Na decisão do general, tomada com a participação de Muricy e Sizeno Sarmento, estava um saco de gatos sem tamanho. Mourão era amigo pessoal de Juscelino, foi promovido a general por JK e eram ambos de Diamantina. Quando chegou ao Rio o general logo foi ligando para o ex-presidente. Muricy e Sizeno Sarmento eram lacerdistas. Castelo e seu grupo não eram nada, puro equilibrismo, mas atento ao comando de Vernon Walthers, amigo pessoal do primeiro ditador.

E de quebra o governador de Minas Gerais, Magalhães Pinto, que havia pintado os muros do Brasil inteiro com MP-65, contrapondo-se, dentro de seu partido, a ex-UDN, a pré-candidatura de Carlos Lacerda.

Toda essa confusão era apenas uma jogada para tomar conta do poder e assumir o controle dos negócios, pois, por trás, além dos norte-americanos (governo e empresas), estavam as grandes empresas brasileiras e todos os banqueiros e latifundiários, contrariados com as decisões de Goulart sobre remessa de lucros para o exterior e reforma agrária.

O que se seguiu depois foi um acordo entre os golpistas. Entrou Castelo que entregou a condução dos "negócios" a Roberto Campos e em seguida Costa e Silva, que chamou Delfim Neto. E assim foi, os esquemas se desenrolaram com a entrada em cena de Mário Henrique Simonsen no governo Geisel e nada além disso. O resto formado por títeres desse modelo.

Os homens da borduna foram apenas instrumentos do grande capital internacional, numa operação que acabou se estendendo a todos os países sul americanos não submissos a Washington ou com o risco de virem a ser contrário. Como acabou acontecendo no Chile com a eleição de Salvador Allende.

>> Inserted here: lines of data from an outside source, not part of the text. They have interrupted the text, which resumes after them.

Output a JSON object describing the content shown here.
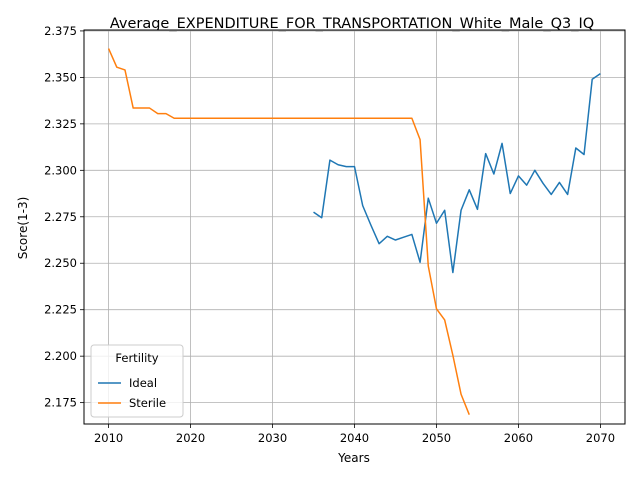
{
  "chart_data": {
    "type": "line",
    "title": "Average_EXPENDITURE_FOR_TRANSPORTATION_White_Male_Q3_IQ",
    "xlabel": "Years",
    "ylabel": "Score(1-3)",
    "xlim": [
      2007,
      2073
    ],
    "ylim": [
      2.1635,
      2.3755
    ],
    "x_ticks": [
      "2010",
      "2020",
      "2030",
      "2040",
      "2050",
      "2060",
      "2070"
    ],
    "y_ticks": [
      "2.175",
      "2.200",
      "2.225",
      "2.250",
      "2.275",
      "2.300",
      "2.325",
      "2.350",
      "2.375"
    ],
    "grid": true,
    "legend": {
      "title": "Fertility",
      "placement": "lower-left"
    },
    "series": [
      {
        "name": "Ideal",
        "color": "#1f77b4",
        "x": [
          2035,
          2036,
          2037,
          2038,
          2039,
          2040,
          2041,
          2042,
          2043,
          2044,
          2045,
          2046,
          2047,
          2048,
          2049,
          2050,
          2051,
          2052,
          2053,
          2054,
          2055,
          2056,
          2057,
          2058,
          2059,
          2060,
          2061,
          2062,
          2063,
          2064,
          2065,
          2066,
          2067,
          2068,
          2069,
          2070
        ],
        "y": [
          2.2775,
          2.2745,
          2.3055,
          2.303,
          2.302,
          2.302,
          2.281,
          2.2705,
          2.2605,
          2.2645,
          2.2625,
          2.264,
          2.2655,
          2.2505,
          2.285,
          2.2715,
          2.2785,
          2.245,
          2.2785,
          2.2895,
          2.279,
          2.309,
          2.298,
          2.3145,
          2.2875,
          2.297,
          2.292,
          2.3,
          2.293,
          2.287,
          2.2935,
          2.287,
          2.312,
          2.3085,
          2.349,
          2.352
        ]
      },
      {
        "name": "Sterile",
        "color": "#ff7f0e",
        "x": [
          2010,
          2011,
          2012,
          2013,
          2014,
          2015,
          2016,
          2017,
          2018,
          2019,
          2020,
          2025,
          2030,
          2035,
          2040,
          2045,
          2047,
          2048,
          2049,
          2050,
          2051,
          2052,
          2053,
          2054
        ],
        "y": [
          2.3655,
          2.3555,
          2.354,
          2.3335,
          2.3335,
          2.3335,
          2.3305,
          2.3305,
          2.328,
          2.328,
          2.328,
          2.328,
          2.328,
          2.328,
          2.328,
          2.328,
          2.328,
          2.3165,
          2.2485,
          2.2255,
          2.2195,
          2.2005,
          2.1795,
          2.1685
        ]
      }
    ]
  }
}
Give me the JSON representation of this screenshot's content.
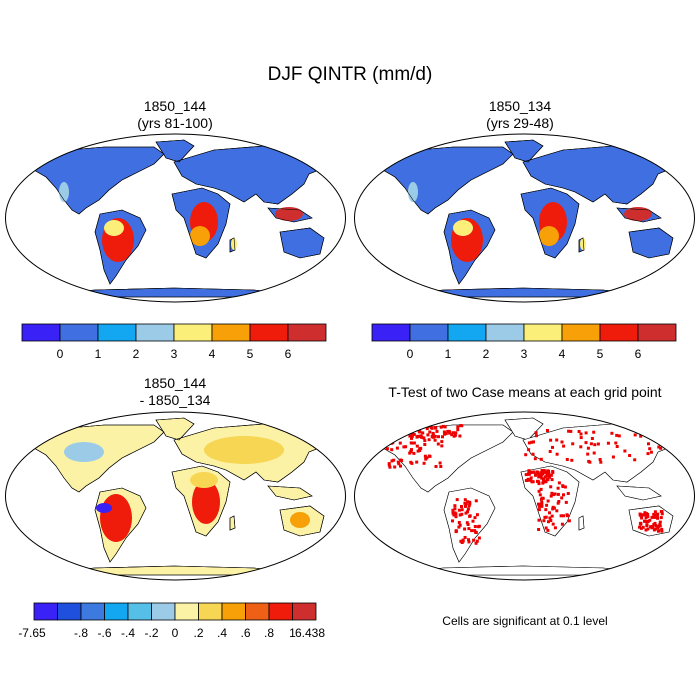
{
  "figure_title": "DJF QINTR (mm/d)",
  "panels": [
    {
      "id": "p1",
      "title_line1": "1850_144",
      "title_line2": "(yrs 81-100)"
    },
    {
      "id": "p2",
      "title_line1": "1850_134",
      "title_line2": "(yrs 29-48)"
    },
    {
      "id": "p3",
      "title_line1": "1850_144",
      "title_line2": "- 1850_134"
    },
    {
      "id": "p4",
      "title_line1": "T-Test of two Case means at each grid point",
      "title_line2": ""
    }
  ],
  "colorbars": {
    "abs": {
      "colors": [
        "#3a21f5",
        "#3f6fe0",
        "#12a7f0",
        "#9ccbe8",
        "#fbef7a",
        "#f7a007",
        "#ef1b0b",
        "#cf2e2e"
      ],
      "labels": [
        "0",
        "1",
        "2",
        "3",
        "4",
        "5",
        "6"
      ]
    },
    "diff": {
      "colors": [
        "#3a21f5",
        "#1f50dd",
        "#3d7ae0",
        "#12a7f0",
        "#56bfe8",
        "#9ccbe8",
        "#fbf2a6",
        "#f6d653",
        "#f7a007",
        "#ee6016",
        "#ef1b0b",
        "#cf2e2e"
      ],
      "labels": [
        "-7.65",
        "-.8",
        "-.6",
        "-.4",
        "-.2",
        "0",
        ".2",
        ".4",
        ".6",
        ".8",
        "1",
        "6.438"
      ]
    }
  },
  "significance_color": "#ee0000",
  "note": "Cells are significant at 0.1 level"
}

A "integração" dessa súcia foi fácil. Deram o nome de Operação Condor. Algo como um departamento mafioso para que fossem eliminados líderes oposicionistas que pudessem vir a causar problemas aos interesses da turma. 

Os primeiros momentos da ditadura, malgrado os pontos em comum (cassações, prisões de adversários) revelaram profundas discordâncias entre a direita militar. O chamado grupo castelista (que na verdade era liderado por Ernesto Geisel) e linha dura.

Surgem aí, na linha dura, os porões da ditadura, ou submundo de atrocidades, barbáries e "negócios". Todo o processo de repressão policialesca foi montado com participação de agentes norte-americanos, militares brasileiros, polícias militares, polícias civis e a recém criada Polícia Federal, com largo financiamento de empresas como a Mercedes, a Supergasbrás e outras tantas.

No curso do processo, nos governos Castelo, Costa e Silva, o período da junta militar e o governo Médice, esse esquema ganhou vida própria, desvinculou-se do poder central e se transformou em poder dentro do poder. Era o esquema onde um sargento muitas vezes valia mais que um capitão. Ficou na muda com Geisel e ressurgiu no episódio do Rio Centro com Figueiredo.

Manteve vínculos com o governo central ou através dos ministros militares, ou dos ministros da justiça e especificamente, por representantes diretos dentro do esquema de poder da chamada linha dura, caso de Jarbas Passarinho, major reformado coronel, ex-ministro da Educação e do Trabalho. Passarinho foi parte do processo de criação desse submundo no trabalho de desmontar estruturas dos movimentos estudantil e sindical e implantar no País o modelo norte-americano de educação via o convênio MEC-USAID (Ministério da Educação e Cultura e agência de desenvolvimento dos EUA).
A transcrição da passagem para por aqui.